Нашёл таки подходящие. Бывают, конечно, семьи, где между людьми больше вражды, чем любви, где браться и сёстры ненавидят друг друга, где мужья бьют жён, – но не в Сутеми. Там такое не приемлют. Можно поссориться – в какой семье не бывает? – сглупить, повздорить (дети только этим и заняты), – но всегда быть уверенным: брат вступится за сестру, муж – за жену. Семья – это святое. В Сутеми они все друг другу братья и сёстры.
– Он некрасиво поступил, – сказал Динат, показывая на Назара, который уже давно махнул рукой и уходил восвояси. – Вот не надо говорить «гоп», пока не перепрыгнешь, так ведь? Она вместе с нами отбивалась, а не визжала где-то сзади. Радуйся, что вообще видишь её живой, потому что одна половина обстреливала нас, мужиков, а другая – её одну. Обратил внимание на вот это? – Динат показал себе на шею. – Этот платочек у неё не ради красоты, у неё там царапина от болта. Если бы вам удалось раздеть её в игре, вы бы увидели больше таких. Хотя я сильно сомневаюсь. Она Ларса в два счёта обыграла, а он был ни в одном глазу даже не подвыпивший. Если Назар хочет поговорить – пусть приходит и толкует на равных, а не смотрит на неё, как на шлюху. Мы за это не только по морде дадим. Сам трезво посуди – она ведь знает про чужаков больше нас всех вместе взятых, да только так просто из неё это не вытянешь.

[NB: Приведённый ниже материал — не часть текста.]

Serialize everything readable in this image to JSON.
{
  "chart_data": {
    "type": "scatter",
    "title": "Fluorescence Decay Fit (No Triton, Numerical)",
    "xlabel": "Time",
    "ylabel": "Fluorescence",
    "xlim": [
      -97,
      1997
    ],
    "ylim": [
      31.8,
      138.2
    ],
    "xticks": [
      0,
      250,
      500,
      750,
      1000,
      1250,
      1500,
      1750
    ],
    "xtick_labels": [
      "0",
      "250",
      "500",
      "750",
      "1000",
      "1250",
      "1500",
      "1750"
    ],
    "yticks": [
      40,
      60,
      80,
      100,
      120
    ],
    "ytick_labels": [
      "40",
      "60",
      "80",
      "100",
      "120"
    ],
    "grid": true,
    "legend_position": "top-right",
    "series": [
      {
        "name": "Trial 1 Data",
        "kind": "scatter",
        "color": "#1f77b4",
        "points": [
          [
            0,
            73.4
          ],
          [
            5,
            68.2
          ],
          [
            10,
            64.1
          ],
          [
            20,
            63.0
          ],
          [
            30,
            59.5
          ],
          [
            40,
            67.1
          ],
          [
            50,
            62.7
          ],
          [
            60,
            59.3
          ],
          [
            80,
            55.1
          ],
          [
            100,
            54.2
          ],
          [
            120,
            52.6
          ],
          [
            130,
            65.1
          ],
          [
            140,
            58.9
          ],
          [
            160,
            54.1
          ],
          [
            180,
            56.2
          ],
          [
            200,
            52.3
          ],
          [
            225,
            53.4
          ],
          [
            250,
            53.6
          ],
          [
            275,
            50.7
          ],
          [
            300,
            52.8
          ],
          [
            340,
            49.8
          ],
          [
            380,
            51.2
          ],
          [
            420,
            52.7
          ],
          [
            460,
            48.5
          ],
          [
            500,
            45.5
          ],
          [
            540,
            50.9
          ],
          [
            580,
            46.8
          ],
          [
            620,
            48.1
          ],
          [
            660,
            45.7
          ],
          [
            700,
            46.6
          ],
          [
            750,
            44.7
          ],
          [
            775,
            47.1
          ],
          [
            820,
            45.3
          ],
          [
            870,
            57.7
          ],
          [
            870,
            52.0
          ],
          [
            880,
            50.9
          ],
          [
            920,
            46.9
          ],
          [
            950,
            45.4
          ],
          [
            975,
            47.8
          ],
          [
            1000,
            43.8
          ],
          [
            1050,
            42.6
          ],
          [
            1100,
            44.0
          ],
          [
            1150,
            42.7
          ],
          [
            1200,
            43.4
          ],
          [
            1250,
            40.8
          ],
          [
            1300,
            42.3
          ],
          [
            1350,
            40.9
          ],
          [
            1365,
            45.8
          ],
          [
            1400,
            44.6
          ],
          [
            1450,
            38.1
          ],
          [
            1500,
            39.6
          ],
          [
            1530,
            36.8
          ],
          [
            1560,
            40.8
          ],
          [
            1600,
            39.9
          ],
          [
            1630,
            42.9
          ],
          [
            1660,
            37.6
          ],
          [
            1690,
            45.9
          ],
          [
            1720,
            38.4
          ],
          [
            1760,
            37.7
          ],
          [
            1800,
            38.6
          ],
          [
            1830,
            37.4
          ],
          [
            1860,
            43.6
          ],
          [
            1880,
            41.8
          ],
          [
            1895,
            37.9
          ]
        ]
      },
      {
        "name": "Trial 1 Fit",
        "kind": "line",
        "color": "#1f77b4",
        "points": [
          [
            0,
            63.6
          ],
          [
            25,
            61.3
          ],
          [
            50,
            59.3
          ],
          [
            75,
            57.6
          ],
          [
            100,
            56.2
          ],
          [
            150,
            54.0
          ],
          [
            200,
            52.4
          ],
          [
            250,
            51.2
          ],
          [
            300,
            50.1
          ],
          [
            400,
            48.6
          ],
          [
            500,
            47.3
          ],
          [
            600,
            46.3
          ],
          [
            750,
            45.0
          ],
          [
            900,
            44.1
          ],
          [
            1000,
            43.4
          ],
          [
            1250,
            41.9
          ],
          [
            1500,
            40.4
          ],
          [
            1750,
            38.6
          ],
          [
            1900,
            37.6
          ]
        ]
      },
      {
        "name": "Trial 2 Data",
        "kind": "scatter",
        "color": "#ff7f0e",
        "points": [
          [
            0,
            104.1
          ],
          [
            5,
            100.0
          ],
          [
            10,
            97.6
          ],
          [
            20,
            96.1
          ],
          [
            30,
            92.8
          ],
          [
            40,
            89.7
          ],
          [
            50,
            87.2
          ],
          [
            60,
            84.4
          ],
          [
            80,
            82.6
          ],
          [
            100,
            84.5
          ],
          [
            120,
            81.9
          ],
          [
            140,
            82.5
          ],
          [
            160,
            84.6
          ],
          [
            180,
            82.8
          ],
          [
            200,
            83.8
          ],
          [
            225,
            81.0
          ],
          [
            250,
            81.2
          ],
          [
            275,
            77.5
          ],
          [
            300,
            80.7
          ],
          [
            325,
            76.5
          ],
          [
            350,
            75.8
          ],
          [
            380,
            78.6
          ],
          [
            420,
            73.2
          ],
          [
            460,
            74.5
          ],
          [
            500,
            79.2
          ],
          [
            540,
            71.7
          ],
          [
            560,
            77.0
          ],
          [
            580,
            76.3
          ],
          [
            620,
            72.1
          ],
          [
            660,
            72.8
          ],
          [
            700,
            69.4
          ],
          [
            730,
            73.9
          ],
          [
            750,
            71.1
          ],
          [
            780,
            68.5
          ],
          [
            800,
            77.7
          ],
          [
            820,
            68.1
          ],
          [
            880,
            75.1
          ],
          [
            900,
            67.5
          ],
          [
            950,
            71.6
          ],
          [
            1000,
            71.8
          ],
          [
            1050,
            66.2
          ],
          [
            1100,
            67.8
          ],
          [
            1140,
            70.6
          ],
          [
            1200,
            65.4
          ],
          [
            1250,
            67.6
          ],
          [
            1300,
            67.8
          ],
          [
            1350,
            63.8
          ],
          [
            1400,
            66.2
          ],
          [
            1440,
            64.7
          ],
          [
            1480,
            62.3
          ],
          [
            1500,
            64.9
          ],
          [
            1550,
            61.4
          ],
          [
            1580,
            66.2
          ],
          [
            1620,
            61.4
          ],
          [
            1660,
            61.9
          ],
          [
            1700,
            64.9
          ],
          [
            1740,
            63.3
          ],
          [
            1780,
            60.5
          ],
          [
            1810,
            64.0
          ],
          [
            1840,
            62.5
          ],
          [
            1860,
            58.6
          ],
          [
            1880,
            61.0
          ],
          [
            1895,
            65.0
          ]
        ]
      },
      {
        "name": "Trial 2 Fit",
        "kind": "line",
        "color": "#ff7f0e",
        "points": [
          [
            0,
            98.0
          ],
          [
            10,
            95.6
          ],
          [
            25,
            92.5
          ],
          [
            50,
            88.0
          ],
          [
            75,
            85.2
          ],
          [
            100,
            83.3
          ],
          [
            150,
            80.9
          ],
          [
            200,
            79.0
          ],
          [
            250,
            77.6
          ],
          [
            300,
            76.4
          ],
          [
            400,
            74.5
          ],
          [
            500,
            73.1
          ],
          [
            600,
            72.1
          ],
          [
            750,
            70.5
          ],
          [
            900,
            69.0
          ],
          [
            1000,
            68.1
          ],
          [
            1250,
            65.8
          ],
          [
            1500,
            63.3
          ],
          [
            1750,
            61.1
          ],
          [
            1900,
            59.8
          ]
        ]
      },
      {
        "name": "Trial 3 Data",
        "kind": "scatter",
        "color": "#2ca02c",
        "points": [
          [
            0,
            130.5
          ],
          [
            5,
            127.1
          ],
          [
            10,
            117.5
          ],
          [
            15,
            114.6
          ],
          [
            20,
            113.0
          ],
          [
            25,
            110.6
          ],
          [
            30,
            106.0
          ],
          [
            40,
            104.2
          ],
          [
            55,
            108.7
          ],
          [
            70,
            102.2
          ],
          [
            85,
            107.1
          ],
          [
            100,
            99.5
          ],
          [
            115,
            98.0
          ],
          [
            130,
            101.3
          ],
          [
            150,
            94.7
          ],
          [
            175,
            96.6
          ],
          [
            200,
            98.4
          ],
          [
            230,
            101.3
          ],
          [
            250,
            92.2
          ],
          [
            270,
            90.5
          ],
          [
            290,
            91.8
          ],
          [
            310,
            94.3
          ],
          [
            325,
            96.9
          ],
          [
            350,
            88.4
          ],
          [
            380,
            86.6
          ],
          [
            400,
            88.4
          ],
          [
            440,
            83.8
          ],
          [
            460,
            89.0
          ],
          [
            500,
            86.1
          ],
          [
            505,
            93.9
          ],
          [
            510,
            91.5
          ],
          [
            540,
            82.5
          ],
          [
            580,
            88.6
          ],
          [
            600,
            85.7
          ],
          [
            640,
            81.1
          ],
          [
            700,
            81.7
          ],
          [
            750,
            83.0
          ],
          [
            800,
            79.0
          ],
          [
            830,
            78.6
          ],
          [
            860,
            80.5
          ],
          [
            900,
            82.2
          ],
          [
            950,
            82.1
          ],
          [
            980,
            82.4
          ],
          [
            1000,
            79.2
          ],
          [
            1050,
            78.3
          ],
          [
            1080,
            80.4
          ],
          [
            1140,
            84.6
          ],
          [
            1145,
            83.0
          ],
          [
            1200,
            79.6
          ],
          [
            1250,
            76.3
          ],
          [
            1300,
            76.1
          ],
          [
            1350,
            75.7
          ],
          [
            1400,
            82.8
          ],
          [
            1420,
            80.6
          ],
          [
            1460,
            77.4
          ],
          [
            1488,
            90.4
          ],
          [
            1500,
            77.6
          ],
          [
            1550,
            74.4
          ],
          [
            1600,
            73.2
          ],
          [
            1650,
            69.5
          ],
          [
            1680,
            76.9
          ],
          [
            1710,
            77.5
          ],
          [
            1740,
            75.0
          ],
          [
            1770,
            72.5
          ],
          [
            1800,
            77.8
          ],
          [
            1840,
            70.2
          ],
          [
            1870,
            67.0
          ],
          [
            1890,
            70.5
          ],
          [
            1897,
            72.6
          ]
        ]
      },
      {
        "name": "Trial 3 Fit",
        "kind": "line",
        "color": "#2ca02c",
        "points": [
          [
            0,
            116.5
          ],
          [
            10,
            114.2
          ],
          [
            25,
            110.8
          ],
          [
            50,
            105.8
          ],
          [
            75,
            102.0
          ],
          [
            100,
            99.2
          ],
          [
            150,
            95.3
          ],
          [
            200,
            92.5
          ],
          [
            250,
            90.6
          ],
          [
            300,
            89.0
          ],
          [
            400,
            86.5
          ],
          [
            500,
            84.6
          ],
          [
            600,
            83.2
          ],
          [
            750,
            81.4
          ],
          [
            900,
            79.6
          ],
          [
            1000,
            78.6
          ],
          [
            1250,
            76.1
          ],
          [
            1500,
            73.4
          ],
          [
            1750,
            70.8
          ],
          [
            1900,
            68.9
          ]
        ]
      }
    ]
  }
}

Динат примирительно протянул руку: «Мир?»
– Не составишь ли мне компанию назад, друг? – предложил Равиль, с радостью принимая рукопожатие. – Поговорим обо всём спокойно. Видишь, в чём наша злостная проблема – нам до границ далеко, пока что-то узнаем, уже пару дней пройдёт. Тоже не всякому верить можно. Мы как кроты, на ощупь всё понимаем, оттого и осторожничаем. Ты уж точно больше сможешь рассказать, чем наши разведчики все вместе взятые.
Почесав бородатую шею, Динат пожал плечами.